BGH, Beschluß vom 07.11.2006 - Aktenzeichen X ZR 65/03

DRsp Nr. 2007/25

Erforderlichkeit der aufgewendeten Stunden für ein Sachverständigengutachten

1. Ist der Sachverständige im Zuleitungsschreiben darauf hingewiesen worden, dass er von Recherchen nach weiterem Material absehen möge, so sind solche Recherchen auch nicht zu vergüten.2. Erforderlich ist grundsätzlich nur derjenige Zeitaufwand, den ein Sachverständiger mit durchschnittlichen Fähigkeiten und Kenntnissen braucht, um sich nach sorgfältigen Aktenstudium ein Bild von den zu beantwortenden Fragen machen zu können und nach eingehenden Überlegungen seine gutachterliche Stellungnahme schriftlich niederzulegen. Dabei sind die Anforderungen an die Erforderlichkeit des Zeitaufwandes umso kritischer zu überprüfen, je höher der Stundensatz angesetzt ist.

Normenkette:

ZuSEG § 3 Abs. 2 S. 1 ;

Gründe:

I. Der gerichtliche Sachverständige hat sein am 1. Juni 2004 in Auftrag gegebenes schriftliches Gutachten zunächst pauschal mit 21.176,38 EUR und nach Hinweis auf die Anwendbarkeit des Gesetzes über die Entschädigung von Zeugen und Sachverständigen mit 23.524,80 EUR einschließlich Umsatzsteuer abgerechnet; dabei hat er 260 aufgewendete Stunden zugrunde gelegt. Während die Klägerin dem erstgenannten Vergütungsvorschlag zugestimmt hat, haben die Beklagten ihm widersprochen. Zur Begründung der Stundenzahl hat der gerichtliche Sachverständige ausgeführt, er habe sich alle erdenkliche Mühe gegeben, die kürzestmögliche Form bei größtmöglicher Klarheit zu erreichen, außerdem habe er aufwändige Recherchen nach weiterem Material angestellt. Die Literatur sei weit gestreut und das Material sei nicht umfassend dokumentiert. Eine detaillierte Aufstellung, die der gerichtliche Sachverständige eingereicht hat, schließt mit einem Saldo von 251 Stunden.
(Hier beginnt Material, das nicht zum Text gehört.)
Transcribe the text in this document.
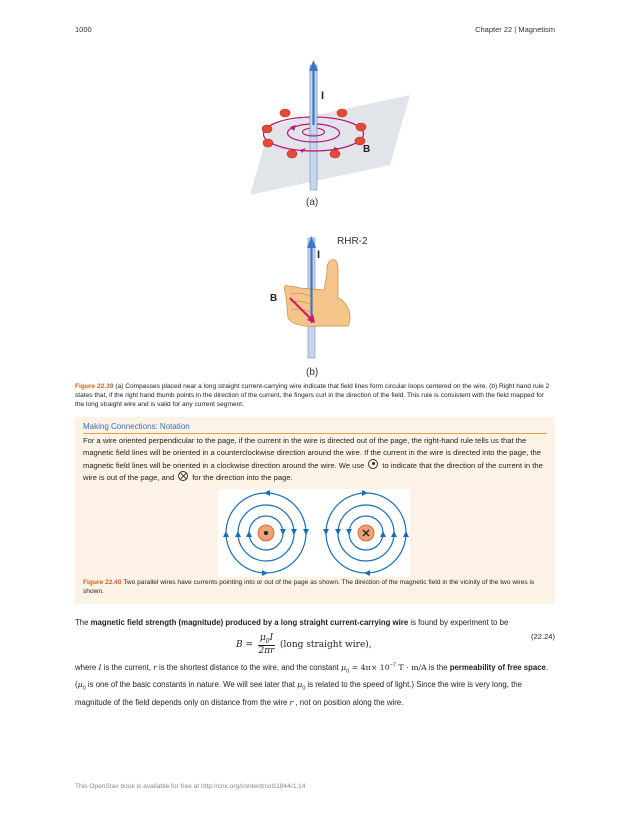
1000	Chapter 22 | Magnetism
I
B
(a)
RHR-2
I
B
(b)
Figure 22.39 (a) Compasses placed near a long straight current-carrying wire indicate that field lines form circular loops centered on the wire. (b) Right hand rule 2 states that, if the right hand thumb points in the direction of the current, the fingers curl in the direction of the field. This rule is consistent with the field mapped for the long straight wire and is valid for any current segment.
Making Connections: Notation
For a wire oriented perpendicular to the page, if the current in the wire is directed out of the page, the right-hand rule tells us that the magnetic field lines will be oriented in a counterclockwise direction around the wire. If the current in the wire is directed into the page, the magnetic field lines will be oriented in a clockwise direction around the wire. We use to indicate that the direction of the current in the wire is out of the page, and for the direction into the page.
Figure 22.40 Two parallel wires have currents pointing into or out of the page as shown. The direction of the magnetic field in the vicinity of the two wires is shown.
The magnetic field strength (magnitude) produced by a long straight current-carrying wire is found by experiment to be
$B = \frac{\mu_0I}{2\pi r}$ (long straight wire),
(22.24)
where I is the current, r is the shortest distance to the wire, and the constant $\mu_0 = 4\pi\times 10^{-7}$ T · m/A is the permeability of free space. ($\mu_0$ is one of the basic constants in nature. We will see later that $\mu_0$ is related to the speed of light.) Since the wire is very long, the magnitude of the field depends only on distance from the wire r , not on position along the wire.
This OpenStax book is available for free at http://cnx.org/content/col11844/1.14
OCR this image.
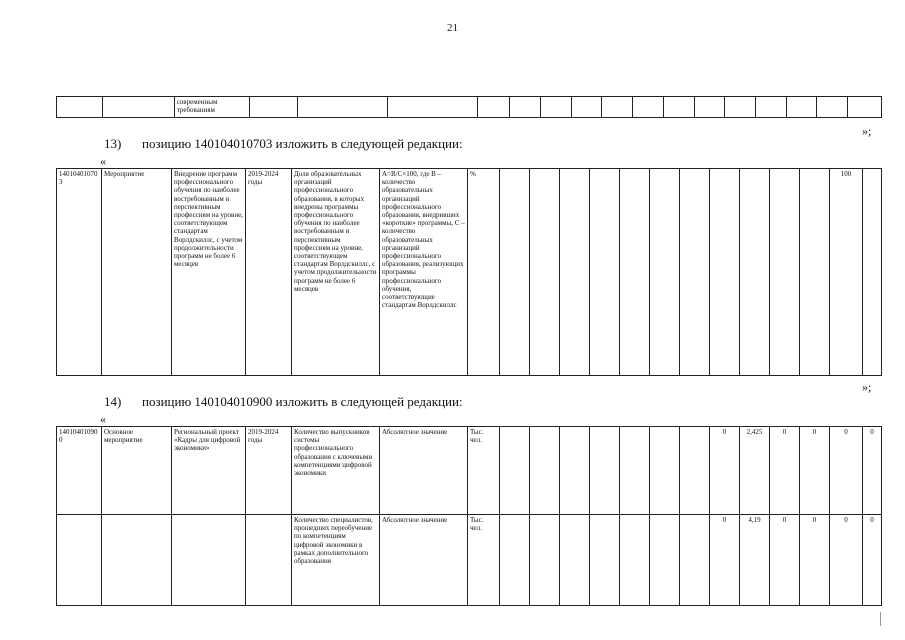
21
		современным требованиям																
»;
13) позицию 140104010703 изложить в следующей редакции:
«
140104010703	Мероприятие	Внедрение программ профессионального обучения по наиболее востребованным и перспективным профессиям на уровне, соответствующем стандартам Ворлдскиллс, с учетом продолжительности программ не более 6 месяцев	2019-2024 годы	Доля образовательных организаций профессионального образования, в которых внедрены программы профессионального обучения по наиболее востребованным и перспективным профессиям на уровне, соответствующем стандартам Ворлдскиллс, с учетом продолжительности программ не более 6 месяцев	A=B/C×100, где B – количество образовательных организаций профессионального образования, внедривших «короткие» программы, С – количество образовательных организаций профессионального образования, реализующих программы профессионального обучения, соответствующие стандартам Ворлдскиллс	%												100	
»;
14) позицию 140104010900 изложить в следующей редакции:
«
140104010900	Основное мероприятие	Региональный проект «Кадры для цифровой экономики»	2019-2024 годы	Количество выпускников системы профессионального образования с ключевыми компетенциями цифровой экономики	Абсолютное значение	Тыс. чел.								0	2,425	0	0	0	0
				Количество специалистов, прошедших переобучение по компетенциям цифровой экономики в рамках дополнительного образования	Абсолютное значение	Тыс. чел.								0	4,19	0	0	0	0
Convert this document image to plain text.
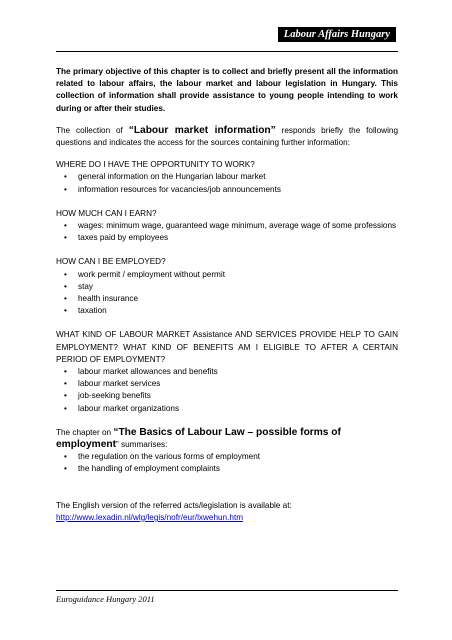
Labour Affairs Hungary

The primary objective of this chapter is to collect and briefly present all the information related to labour affairs, the labour market and labour legislation in Hungary. This collection of information shall provide assistance to young people intending to work during or after their studies.

The collection of “Labour market information” responds briefly the following questions and indicates the access for the sources containing further information:

WHERE DO I HAVE THE OPPORTUNITY TO WORK?

• general information on the Hungarian labour market
• information resources for vacancies/job announcements

HOW MUCH CAN I EARN?

• wages: minimum wage, guaranteed wage minimum, average wage of some professions
• taxes paid by employees

HOW CAN I BE EMPLOYED?

• work permit / employment without permit
• stay
• health insurance
• taxation

WHAT KIND OF LABOUR MARKET Assistance AND SERVICES PROVIDE HELP TO GAIN EMPLOYMENT? WHAT KIND OF BENEFITS AM I ELIGIBLE TO AFTER A CERTAIN PERIOD OF EMPLOYMENT?

• labour market allowances and benefits
• labour market services
• job-seeking benefits
• labour market organizations

The chapter on “The Basics of Labour Law – possible forms of employment” summarises:

• the regulation on the various forms of employment
• the handling of employment complaints

The English version of the referred acts/legislation is available at:

http://www.lexadin.nl/wlg/legis/nofr/eur/lxwehun.htm

Euroguidance Hungary 2011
II. 1. Für die Vergütung des gerichtlichen Sachverständigen ist im vorliegenden Fall noch das Gesetz über die Entschädigung von Zeugen und Sachverständigen ( ZuSEG ) maßgeblich. Nach § 3 ZuSEG in der vom 1. Januar 2002 bis 30. Juni 2004 geltenden Fassung betrug der Höchststundensatz 52 EUR; der Satz konnte nach § 3 Abs. 3 ZuSEG um bis zu 50 vom Hundert überschritten werden; der Senat bejaht vorliegend diese Möglichkeit, so dass der maßgebliche Stundensatz 78 EUR beträgt, wie dies der gerichtliche Sachverständige zuletzt in Rechnung gestellt hat.
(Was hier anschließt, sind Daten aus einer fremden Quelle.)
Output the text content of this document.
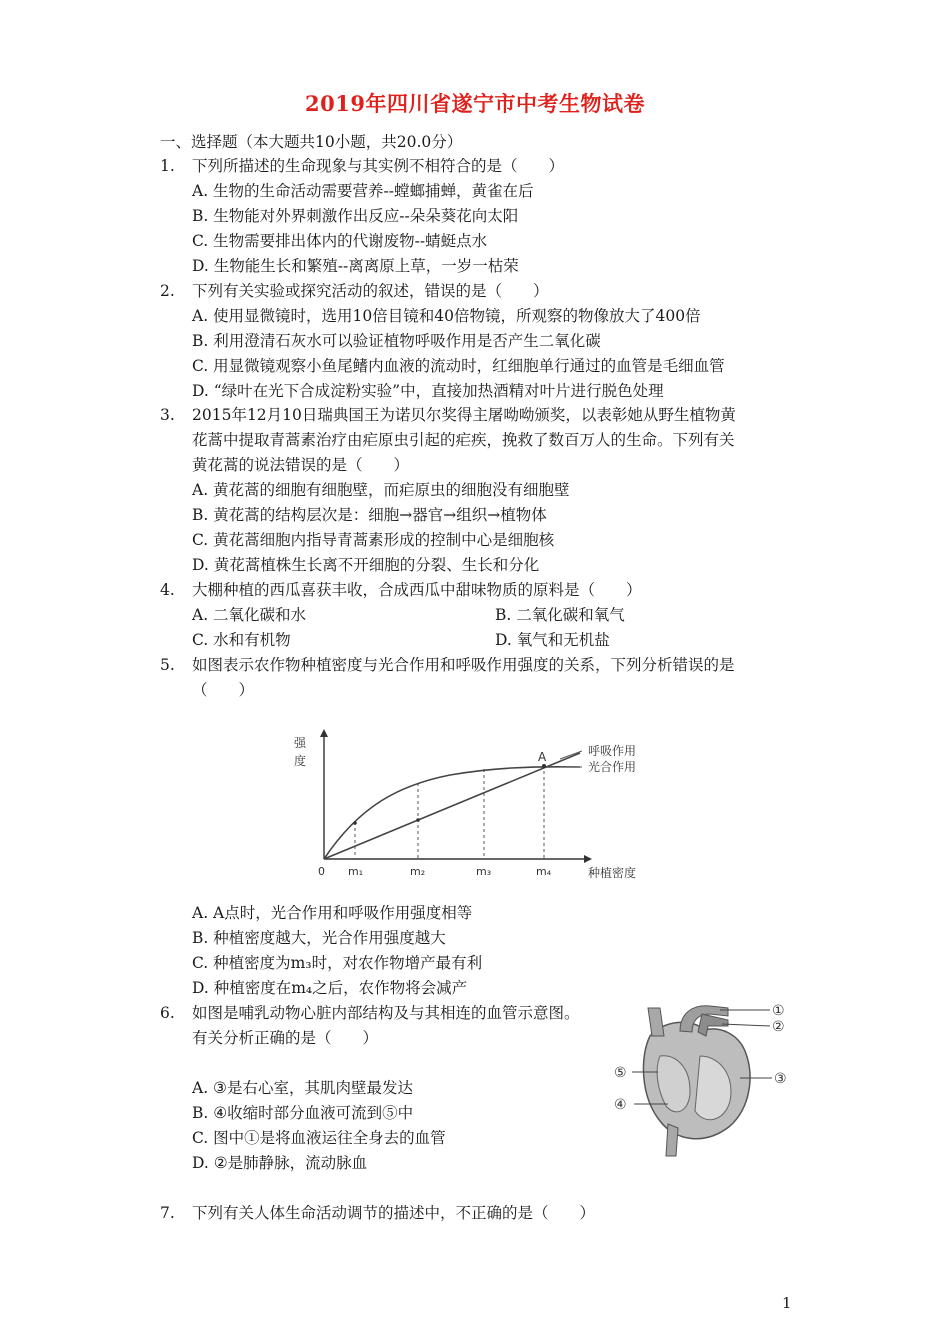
2019年四川省遂宁市中考生物试卷
一、选择题（本大题共10小题，共20.0分）
1. 下列所描述的生命现象与其实例不相符合的是（　　）
A. 生物的生命活动需要营养--螳螂捕蝉，黄雀在后
B. 生物能对外界刺激作出反应--朵朵葵花向太阳
C. 生物需要排出体内的代谢废物--蜻蜓点水
D. 生物能生长和繁殖--离离原上草，一岁一枯荣
2. 下列有关实验或探究活动的叙述，错误的是（　　）
A. 使用显微镜时，选用10倍目镜和40倍物镜，所观察的物像放大了400倍
B. 利用澄清石灰水可以验证植物呼吸作用是否产生二氧化碳
C. 用显微镜观察小鱼尾鳍内血液的流动时，红细胞单行通过的血管是毛细血管
D. “绿叶在光下合成淀粉实验”中，直接加热酒精对叶片进行脱色处理
3. 2015年12月10日瑞典国王为诺贝尔奖得主屠呦呦颁奖，以表彰她从野生植物黄
花蒿中提取青蒿素治疗由疟原虫引起的疟疾，挽救了数百万人的生命。下列有关
黄花蒿的说法错误的是（　　）
A. 黄花蒿的细胞有细胞壁，而疟原虫的细胞没有细胞壁
B. 黄花蒿的结构层次是：细胞→器官→组织→植物体
C. 黄花蒿细胞内指导青蒿素形成的控制中心是细胞核
D. 黄花蒿植株生长离不开细胞的分裂、生长和分化
4. 大棚种植的西瓜喜获丰收，合成西瓜中甜味物质的原料是（　　）
A. 二氧化碳和水	B. 二氧化碳和氧气
C. 水和有机物	D. 氧气和无机盐
5. 如图表示农作物种植密度与光合作用和呼吸作用强度的关系，下列分析错误的是
（　　）
强
度	A	呼吸作用
光合作用
0 m₁	m₂	m₃	m₄	种植密度
A. A点时，光合作用和呼吸作用强度相等
B. 种植密度越大，光合作用强度越大
C. 种植密度为m₃时，对农作物增产最有利
D. 种植密度在m₄之后，农作物将会减产
6. 如图是哺乳动物心脏内部结构及与其相连的血管示意图。
有关分析正确的是（　　）
①
②
③
④
⑤
A. ③是右心室，其肌肉壁最发达
B. ④收缩时部分血液可流到⑤中
C. 图中①是将血液运往全身去的血管
D. ②是肺静脉，流动脉血
7. 下列有关人体生命活动调节的描述中，不正确的是（　　）
1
2. Allerdings kann dem gerichtlichen Sachverständigen die Vergütung nicht für die gesamte von ihm angesetzte Zeit zugebilligt werden.

a) Im Zuleitungsschreiben war der Sachverständige darauf hingewiesen worden, dass keine Bedenken beständen, wenn er neben dem Parteivorbringen auch ihm bekannte Druckschriften mitberücksichtige, dass er von Recherchen nach weiterem Material aber absehen möge. Solche Recherchen, auf die sich der Sachverständige zur Begründung der von ihm angesetzten Stundenzahl maßgeblich gestützt hat, sind daher nicht zu vergüten.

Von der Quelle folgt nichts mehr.